Utility matrix after 1001 iterations:
[[0.84154357 0.91161497 0.9748658  0.        ]
 [0.79069715 0.         0.75974996 0.        ]
 [0.74573803 0.70608854 0.67372334 0.39178325]]
[[1.86878793e-01 2.49504004e-01 5.02771838e-01 0.00000000e+00]
 [4.66260161e-02 0.00000000e+00 5.43181318e-04 0.00000000e+00]
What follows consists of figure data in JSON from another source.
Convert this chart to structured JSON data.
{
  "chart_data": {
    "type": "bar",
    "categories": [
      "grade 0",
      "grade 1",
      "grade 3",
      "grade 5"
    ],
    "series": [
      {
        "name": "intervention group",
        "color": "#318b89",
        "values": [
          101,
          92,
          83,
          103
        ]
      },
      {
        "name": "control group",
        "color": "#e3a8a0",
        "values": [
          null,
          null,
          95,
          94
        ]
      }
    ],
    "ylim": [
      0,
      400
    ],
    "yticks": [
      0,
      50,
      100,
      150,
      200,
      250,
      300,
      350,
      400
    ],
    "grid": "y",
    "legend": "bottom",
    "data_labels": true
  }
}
 [7.75797640e-03 3.87510921e-03 4.50794764e-05 2.53621231e-

Comparing the final utility matrix with the one obtained without the use of eligibility traces in TD(0) you will notice similar values. One could ask: what's the advantage of using eligibility traces? The eligibility traces version converges faster. This advantage become clear when dealing with sparse reward in a large state space. In this case the eligibility trace mechanism can considerably speeds up the convergence propagating what learnt at t+1 back to the last states visited.